The embargo was introduced during the second year of Gorbachev’s Perestroika in 1986 when the first UK cow contracted BSE (mad cow disease). More than 37,000 cases of BSE were reported a year in the first half of the 1990s. Over 200 people died from Creutzfeldt–Jakob disease as a result of consuming BSE-infected meat.
British vets only succeeded in stopping the epidemic after a ban was imposed on the use of processed animal protein in cattle fodder in 1996 in Britain (and in the EU in 2001). Animals born before August 1996 were excluded from the feeding chain, official Rosselkhoznadzor documents say.
The EU lifted its ban on British beef in 2006 but Russia took a more cautionary approach. To end Russia's ban, the UK’s chief veterinary officer Nigel Gibbens produced evidence detailing the disease's irradication to Rosselkhoznadzor in September. Satisfied with the evidence, Dankvert announced that the first steps in resuming trade would be made.

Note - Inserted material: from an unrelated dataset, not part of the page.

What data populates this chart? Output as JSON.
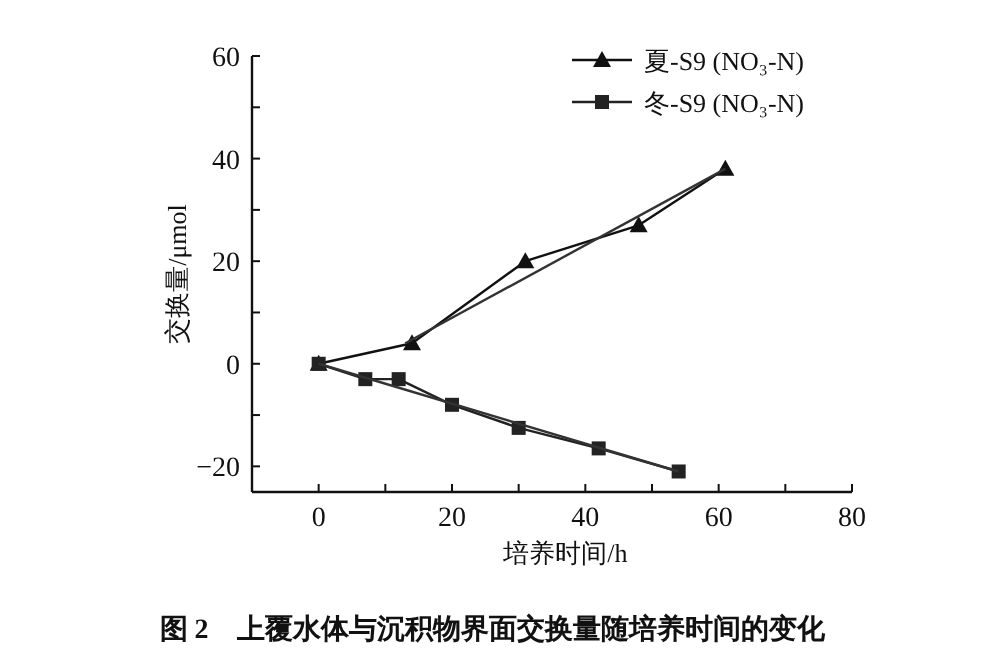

Russian authorities generally take a fairly tough approach when it comes to phytosanitary inspection of imported products. They banned meat imports from the United States and Australia this October, denied eight Ukrainian meat and dairy companies from exporting their products to Russia in September, and declared that Norwegian salmon was off-limits in May.
The same day the lifting of the British meat ban was announced, eleven German companies were found to be giving inaccurate certification of the origin of their animal products and were consequently given a ban on exporting their meat and dairy products to Russia.
The two British companies given authority to trade with Russia, which are listed as UK 5513 (a beef producer) and UK 8216 (a lamb producer), pave the way for other companies to start exporting meat to Russia. However, Rosselkhoznador said it needs to see a demand for British meat before further imports are given the go ahead.
These companies will have a lot of competition in getting Russians to buy their products and will have to market their meat carefully to appeal to Russian consumers. American and Australian steak is widely consumed in Russia and consumers have recently been introduced to Argeninian and Brazilian beef too.
"Cooperation with South American suppliers is growing fast, mostly because these countries don’t distort the real prices of their products with various hidden subsidies," Dankvert explained. Brazil’s share of the Russian beef market now exceeds 40 percent, according to Meatinfo.ru trade web portal analyst Anna Yevangeleyeva.
Russia is also gradually building up its own meat production. According to Yevangeleyeva, growth will reach 8 percent this year, driven mostly by pig and poultry breeding. They are the most attractive sectors for investors in terms of payback. The poultry sector has been growing particularly fast, with imports falling 50 percent since 2007.
However, this growth could well be affected by the sharp hike in fodder prices which followed last summer’s drought.
The prospects for British lamb farmers are slightly more promising. Demand for lamb has been rising by 5 to 10 percent a year. Experts say the rise is a direct result of immigration of Central Asian Muslims to Russia. But domestic production of lamb is also growing too. Russia imported just 6,400 tonnes of lamb and goat meat between January and September 2012, 4.4 percent less than last year, Meatinfo.ru reported.
Currently lamb isn’t a staple food for the typical inhabitants of Central Russia, who generally prefer to eat beef, pork or chicken. But hopefully, with the right marketing, British lamb could be on their menus too.